We can assist them in reaching this understanding. We can address the Sanders movement by emphasizing our support for their struggle against austerity and indicate our willingness to work on issues they raise. We can organize joint forums, debates and meetings to discuss the way forward for progressive and radical politics. But in so doing, we should take the opportunity accorded by these gatherings to emphasize our conviction that the DP orientation, based on analysis born of historical experience, is a dead end and to impart the sense of an alternative direction to the Sanders’ activists.

 

 But engaging with the Sanders campaign cannot mean joining the Democratic Party or participating in its primary struggles.
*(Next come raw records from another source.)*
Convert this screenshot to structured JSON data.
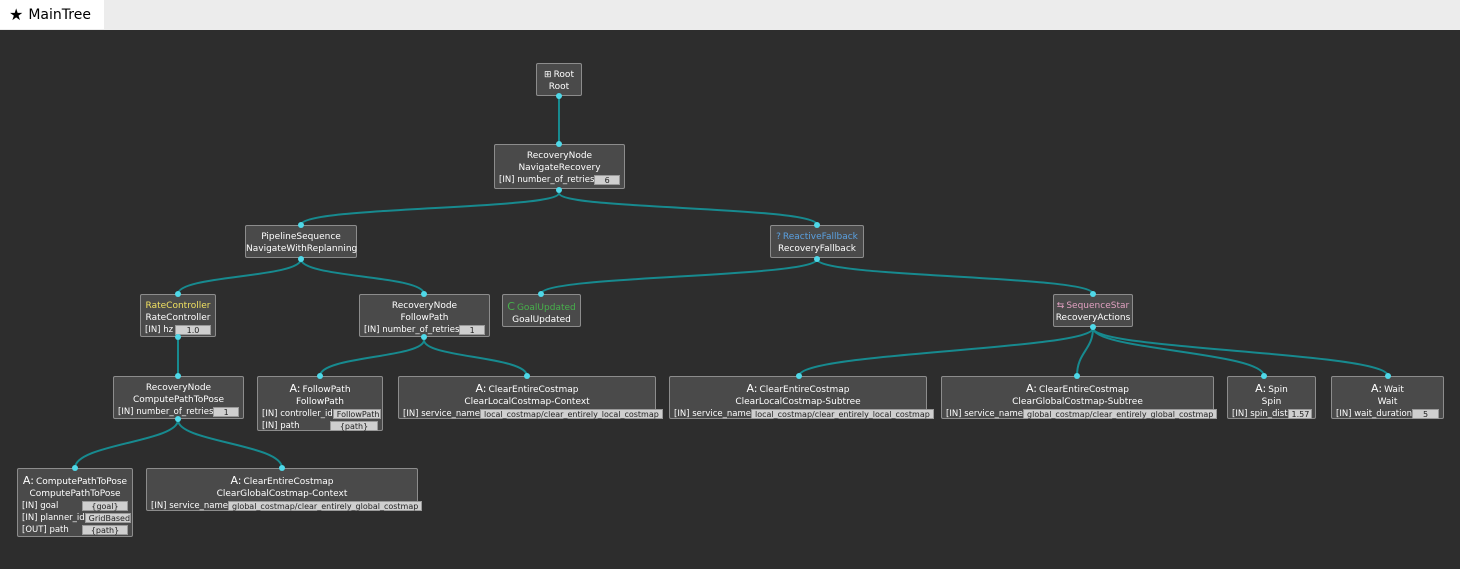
{
  "tab": {
    "icon": "star-icon",
    "label": "MainTree"
  },
  "colors": {
    "link": "#178a8f",
    "port_dot": "#4fd8e8",
    "rate": "#f0e060",
    "fallback": "#5aa0e0",
    "condition": "#47b04b",
    "sequence": "#e0a0c0"
  },
  "nodes": {
    "root": {
      "title": "Root",
      "sub": "Root",
      "icon": "tree-icon"
    },
    "navigate_recovery": {
      "title": "RecoveryNode",
      "sub": "NavigateRecovery",
      "p1n": "[IN] number_of_retries",
      "p1v": "6"
    },
    "pipeline": {
      "title": "PipelineSequence",
      "sub": "NavigateWithReplanning"
    },
    "fallback": {
      "title": "ReactiveFallback",
      "sub": "RecoveryFallback",
      "icon": "fallback-icon"
    },
    "rate": {
      "title": "RateController",
      "sub": "RateController",
      "p1n": "[IN] hz",
      "p1v": "1.0"
    },
    "followpath_rec": {
      "title": "RecoveryNode",
      "sub": "FollowPath",
      "p1n": "[IN] number_of_retries",
      "p1v": "1"
    },
    "goal_updated": {
      "title": "GoalUpdated",
      "sub": "GoalUpdated",
      "icon": "condition-icon"
    },
    "seqstar": {
      "title": "SequenceStar",
      "sub": "RecoveryActions",
      "icon": "sequence-icon"
    },
    "compute_rec": {
      "title": "RecoveryNode",
      "sub": "ComputePathToPose",
      "p1n": "[IN] number_of_retries",
      "p1v": "1"
    },
    "followpath": {
      "title": "FollowPath",
      "sub": "FollowPath",
      "p1n": "[IN] controller_id",
      "p1v": "FollowPath",
      "p2n": "[IN] path",
      "p2v": "{path}",
      "icon": "action-icon"
    },
    "clear_local_ctx": {
      "title": "ClearEntireCostmap",
      "sub": "ClearLocalCostmap-Context",
      "p1n": "[IN] service_name",
      "p1v": "local_costmap/clear_entirely_local_costmap",
      "icon": "action-icon"
    },
    "clear_local_sub": {
      "title": "ClearEntireCostmap",
      "sub": "ClearLocalCostmap-Subtree",
      "p1n": "[IN] service_name",
      "p1v": "local_costmap/clear_entirely_local_costmap",
      "icon": "action-icon"
    },
    "clear_global_sub": {
      "title": "ClearEntireCostmap",
      "sub": "ClearGlobalCostmap-Subtree",
      "p1n": "[IN] service_name",
      "p1v": "global_costmap/clear_entirely_global_costmap",
      "icon": "action-icon"
    },
    "spin": {
      "title": "Spin",
      "sub": "Spin",
      "p1n": "[IN] spin_dist",
      "p1v": "1.57",
      "icon": "action-icon"
    },
    "wait": {
      "title": "Wait",
      "sub": "Wait",
      "p1n": "[IN] wait_duration",
      "p1v": "5",
      "icon": "action-icon"
    },
    "compute": {
      "title": "ComputePathToPose",
      "sub": "ComputePathToPose",
      "p1n": "[IN] goal",
      "p1v": "{goal}",
      "p2n": "[IN] planner_id",
      "p2v": "GridBased",
      "p3n": "[OUT] path",
      "p3v": "{path}",
      "icon": "action-icon"
    },
    "clear_global_ctx": {
      "title": "ClearEntireCostmap",
      "sub": "ClearGlobalCostmap-Context",
      "p1n": "[IN] service_name",
      "p1v": "global_costmap/clear_entirely_global_costmap",
      "icon": "action-icon"
    }
  }
}
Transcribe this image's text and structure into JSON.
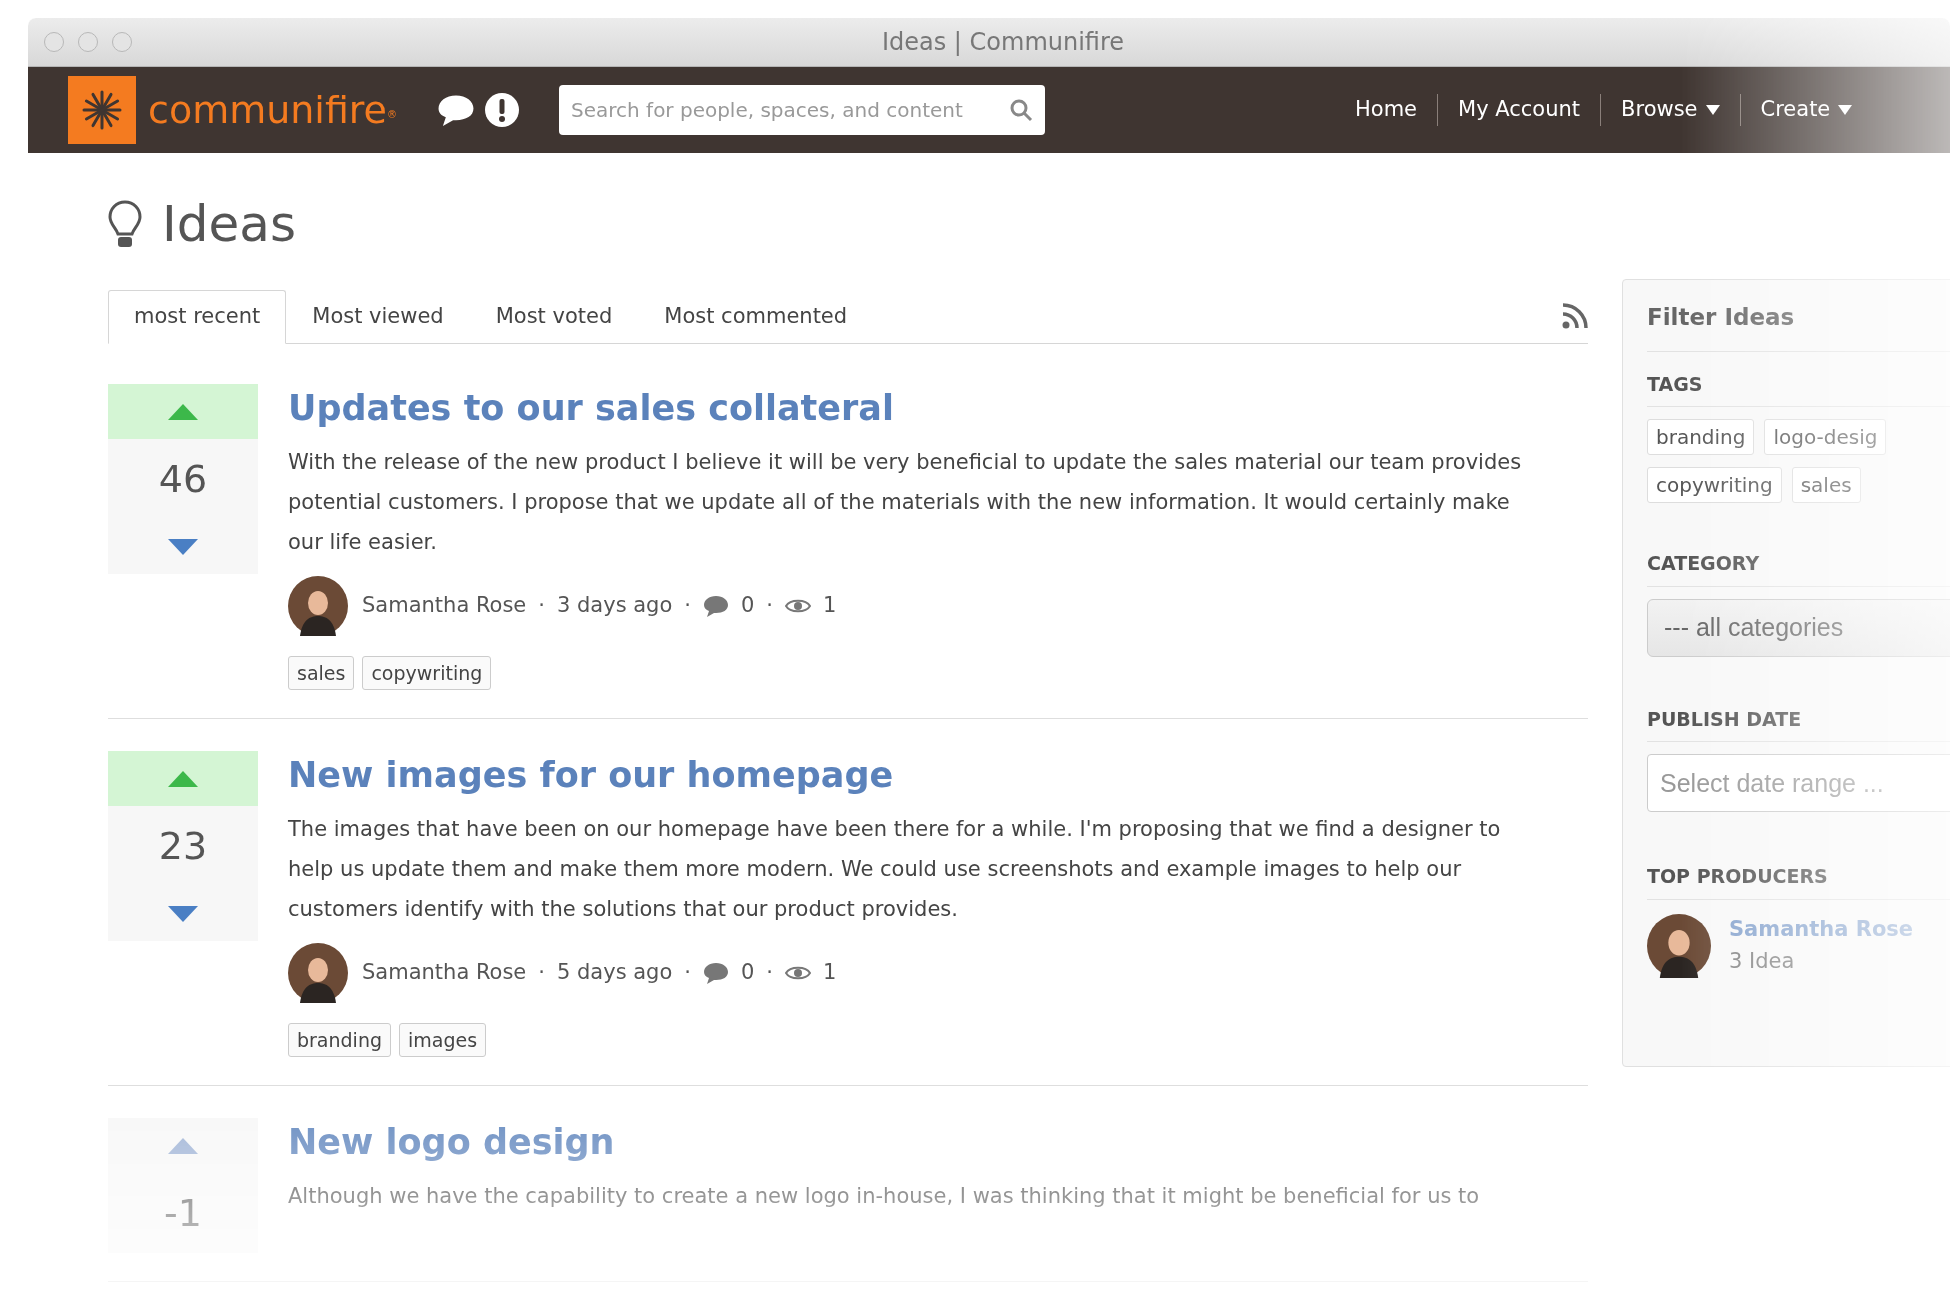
{
  "window": {
    "title": "Ideas | Communifire"
  },
  "nav": {
    "brand": "communifire",
    "brand_mark": "®",
    "search": {
      "placeholder": "Search for people, spaces, and content"
    },
    "links": [
      {
        "label": "Home",
        "dropdown": false
      },
      {
        "label": "My Account",
        "dropdown": false
      },
      {
        "label": "Browse",
        "dropdown": true
      },
      {
        "label": "Create",
        "dropdown": true
      }
    ]
  },
  "page": {
    "title": "Ideas",
    "separator": "·"
  },
  "tabs": [
    {
      "label": "most recent",
      "selected": true
    },
    {
      "label": "Most viewed",
      "selected": false
    },
    {
      "label": "Most voted",
      "selected": false
    },
    {
      "label": "Most commented",
      "selected": false
    }
  ],
  "ideas": [
    {
      "votes": "46",
      "upvoted": true,
      "title": "Updates to our sales collateral",
      "body": "With the release of the new product I believe it will be very beneficial to update the sales material our team provides potential customers. I propose that we update all of the materials with the new information. It would certainly make our life easier.",
      "author": "Samantha Rose",
      "time": "3 days ago",
      "comments": "0",
      "views": "1",
      "tags": [
        "sales",
        "copywriting"
      ]
    },
    {
      "votes": "23",
      "upvoted": true,
      "title": "New images for our homepage",
      "body": "The images that have been on our homepage have been there for a while. I'm proposing that we find a designer to help us update them and make them more modern. We could use screenshots and example images to help our customers identify with the solutions that our product provides.",
      "author": "Samantha Rose",
      "time": "5 days ago",
      "comments": "0",
      "views": "1",
      "tags": [
        "branding",
        "images"
      ]
    },
    {
      "votes": "-1",
      "upvoted": false,
      "title": "New logo design",
      "body": "Although we have the capability to create a new logo in-house, I was thinking that it might be beneficial for us to"
    }
  ],
  "sidebar": {
    "title": "Filter Ideas",
    "tags": {
      "heading": "TAGS",
      "items": [
        "branding",
        "logo-desig",
        "copywriting",
        "sales"
      ]
    },
    "category": {
      "heading": "CATEGORY",
      "value": "--- all categories"
    },
    "publish_date": {
      "heading": "PUBLISH DATE",
      "placeholder": "Select date range ..."
    },
    "top_producers": {
      "heading": "TOP PRODUCERS",
      "items": [
        {
          "name": "Samantha Rose",
          "count": "3 Idea"
        }
      ]
    }
  }
}
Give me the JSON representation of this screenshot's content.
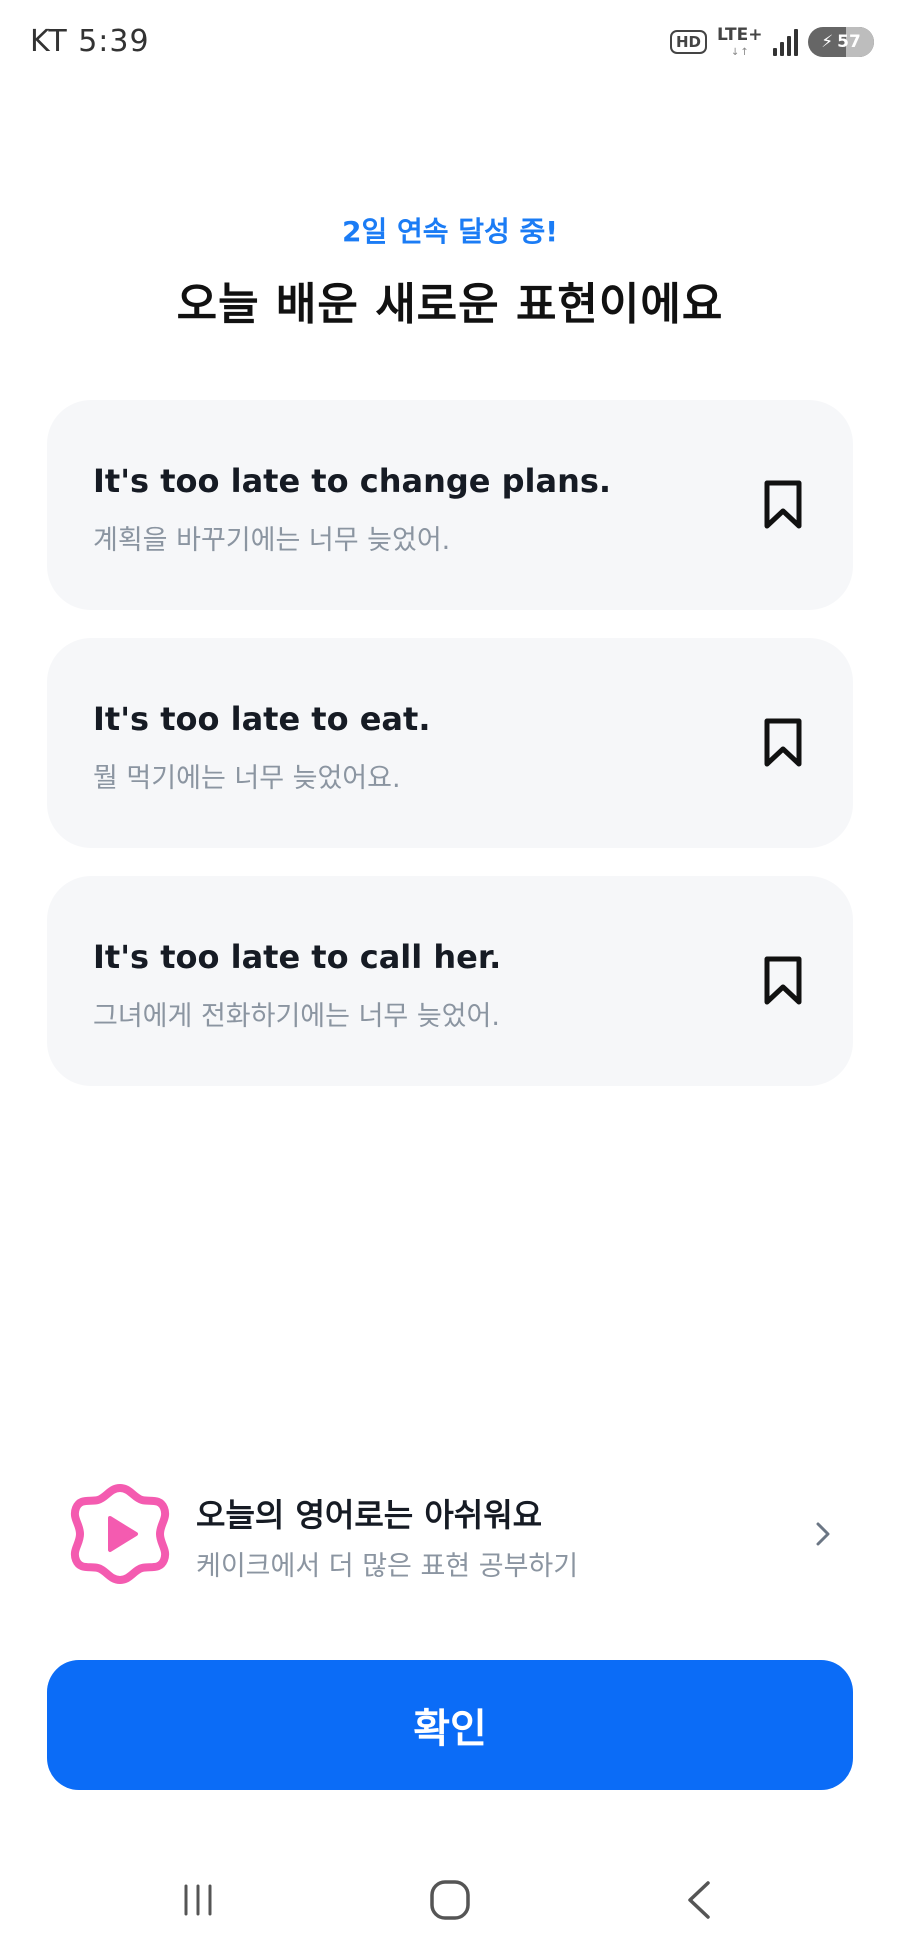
{
  "status_bar": {
    "carrier_time": "KT 5:39",
    "hd_label": "HD",
    "network_label": "LTE+",
    "battery_level": "57"
  },
  "header": {
    "streak": "2일 연속 달성 중!",
    "title": "오늘 배운 새로운 표현이에요"
  },
  "expressions": [
    {
      "english": "It's too late to change plans.",
      "korean": "계획을 바꾸기에는 너무 늦었어."
    },
    {
      "english": "It's too late to eat.",
      "korean": "뭘 먹기에는 너무 늦었어요."
    },
    {
      "english": "It's too late to call her.",
      "korean": "그녀에게 전화하기에는 너무 늦었어."
    }
  ],
  "promo": {
    "title": "오늘의 영어로는 아쉬워요",
    "subtitle": "케이크에서 더 많은 표현 공부하기",
    "logo_icon": "cake-play-icon",
    "accent_color": "#f45bb0"
  },
  "confirm": {
    "label": "확인",
    "color": "#0b6cf7"
  },
  "nav": {
    "recent_icon": "recent-apps-icon",
    "home_icon": "home-icon",
    "back_icon": "back-icon"
  }
}
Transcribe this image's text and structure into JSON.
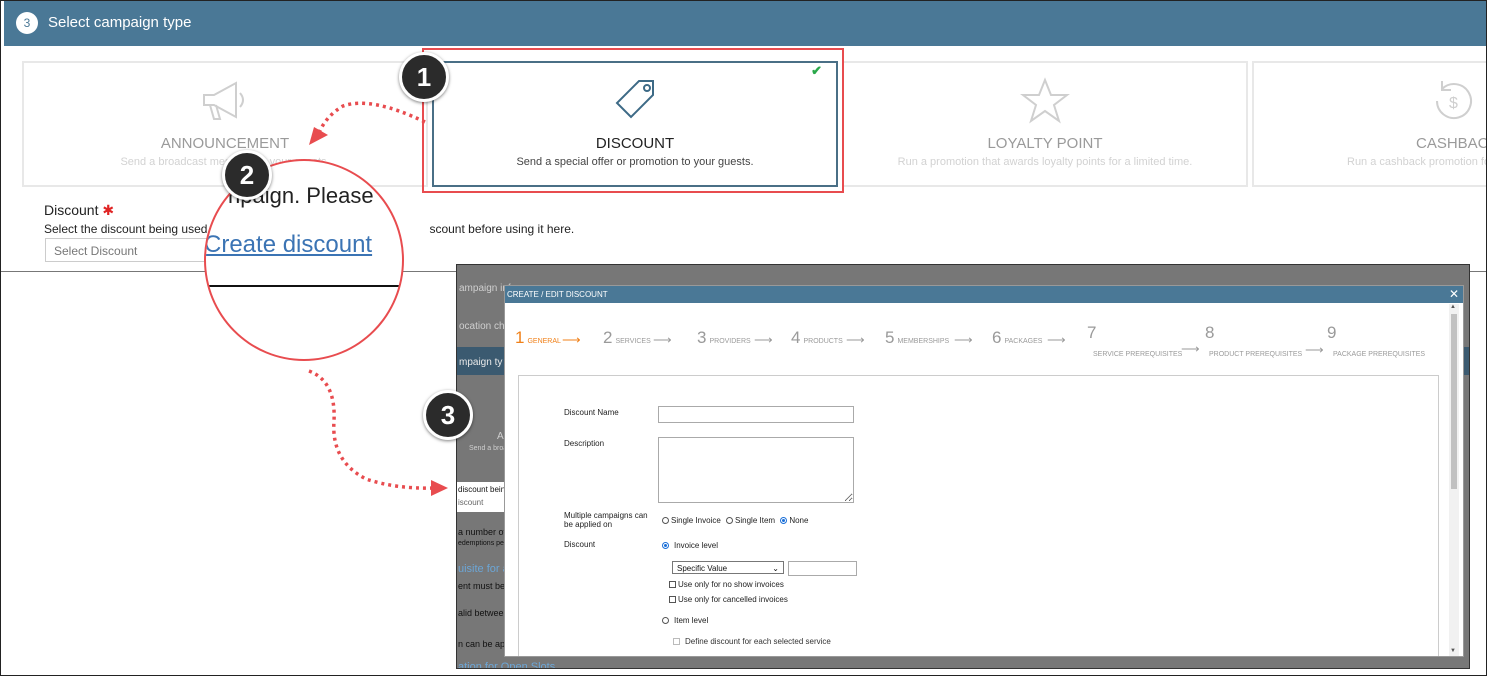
{
  "step": {
    "number": "3",
    "title": "Select campaign type"
  },
  "cards": [
    {
      "title": "ANNOUNCEMENT",
      "desc": "Send a broadcast message to your guests."
    },
    {
      "title": "DISCOUNT",
      "desc": "Send a special offer or promotion to your guests.",
      "selected": true
    },
    {
      "title": "LOYALTY POINT",
      "desc": "Run a promotion that awards loyalty points for a limited time."
    },
    {
      "title": "CASHBACK",
      "desc": "Run a cashback promotion for a limited time."
    }
  ],
  "discount_field": {
    "label": "Discount",
    "required_mark": "✱",
    "help_prefix": "Select the discount being used",
    "help_suffix": "scount before using it here.",
    "placeholder": "Select Discount"
  },
  "magnifier": {
    "text": "npaign. Please",
    "link": "Create discount"
  },
  "callouts": [
    "1",
    "2",
    "3"
  ],
  "behind_page": {
    "items": [
      "ampaign inf",
      "ocation ch",
      "mpaign ty",
      "Al",
      "Send a broa",
      "discount being",
      "iscount",
      "a number of",
      "edemptions pe",
      "uisite for a",
      "ent must be",
      "alid between",
      "n can be app",
      "ation for Open Slots"
    ]
  },
  "modal": {
    "title": "CREATE / EDIT DISCOUNT",
    "close": "✕",
    "wizard": [
      {
        "n": "1",
        "label": "GENERAL"
      },
      {
        "n": "2",
        "label": "SERVICES"
      },
      {
        "n": "3",
        "label": "PROVIDERS"
      },
      {
        "n": "4",
        "label": "PRODUCTS"
      },
      {
        "n": "5",
        "label": "MEMBERSHIPS"
      },
      {
        "n": "6",
        "label": "PACKAGES"
      },
      {
        "n": "7",
        "label": "SERVICE PREREQUISITES"
      },
      {
        "n": "8",
        "label": "PRODUCT PREREQUISITES"
      },
      {
        "n": "9",
        "label": "PACKAGE PREREQUISITES"
      }
    ],
    "form": {
      "discount_name_label": "Discount Name",
      "discount_name_value": "",
      "description_label": "Description",
      "description_value": "",
      "multiple_label_1": "Multiple campaigns can",
      "multiple_label_2": "be applied on",
      "multiple_options": [
        "Single Invoice",
        "Single Item",
        "None"
      ],
      "multiple_selected": "None",
      "discount_label": "Discount",
      "invoice_level": "Invoice level",
      "value_type": "Specific Value",
      "value_amount": "",
      "no_show": "Use only for no show invoices",
      "cancelled": "Use only for cancelled invoices",
      "item_level": "Item level",
      "define_each": "Define discount for each selected service"
    }
  },
  "colors": {
    "header": "#4a7896",
    "accent": "#e84c4f",
    "active_step": "#f08018",
    "check": "#2aa84a"
  }
}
As independent socialists, radicals and progressive activists,, we best assist the Sanders movement by relentlessly attacking the existing Democratic Party, its commitments to austerity and its pervasive hostility to the grassroots it ever more anachronistically claims to defend. We need to keep our focus on the duplicity of Clinton and hold Sanders’ feet to the flames if he wavers or weakens his stance against the Party establishment. That is, we are most useful as allies of the DP insurgency when, from the outside, we urge it to be relentless in its confrontation with entrenched power and emphasize the unbridgeable gulf that exists between the Party they seek to attain and the DP as it actually exists. 

The position that the Sanders movement articulates – of opposition to the prevailing austerity orthodoxy in current disregard for the task of breaking with the Democrats – is at length self-defeating and cannot be sustained.  Once an anti-austerity movement coalesces around Sanders, the movement will rapidly assume a half-in, half-out posture towards the DP as it tries to expand its base in the teeth of fierce bipartisan resistance. If Sanders, for opportunistic and career considerations, abandons the anti-austerity movement to reconcile himself with the party royalists, he will also have abandoned a newly seasoned coterie of left-moving liberals and progressives. Or, if, as we believe, the DP establishment defeats the Sanders’ campaign for nomination and he can’t or won’t run as an independent or feels constrained by Democratic Party rules that prohibit him in advance from harming the DP, the movement will be faced with the MFDP dilemma: reconcile with Hillary Clinton, on the basis of minimal face-saving concessions; or refuse to backtrack to the DP, and adhere instead to its progressive principles. If so, it can bring a wealth of experience in organizing and coordinating a large scale, national electoral operation in service to independent campaigns that are already in full swing, most likely the Green Party.

We should, in short, see our role as contributing to the radical resolution of the pull between the Democratic Party and the fallout possibilities of an emerging

anti-austerity movement in favor of the latter. Radicals should encourage it to struggle into the primaries and beyond, into the fall elections and after, in the Democratic Party through the primaries and — when that fails — out, preferably with Sanders, but, if need be, without.

*Barry Finger is a member of the editorial board of New Politics.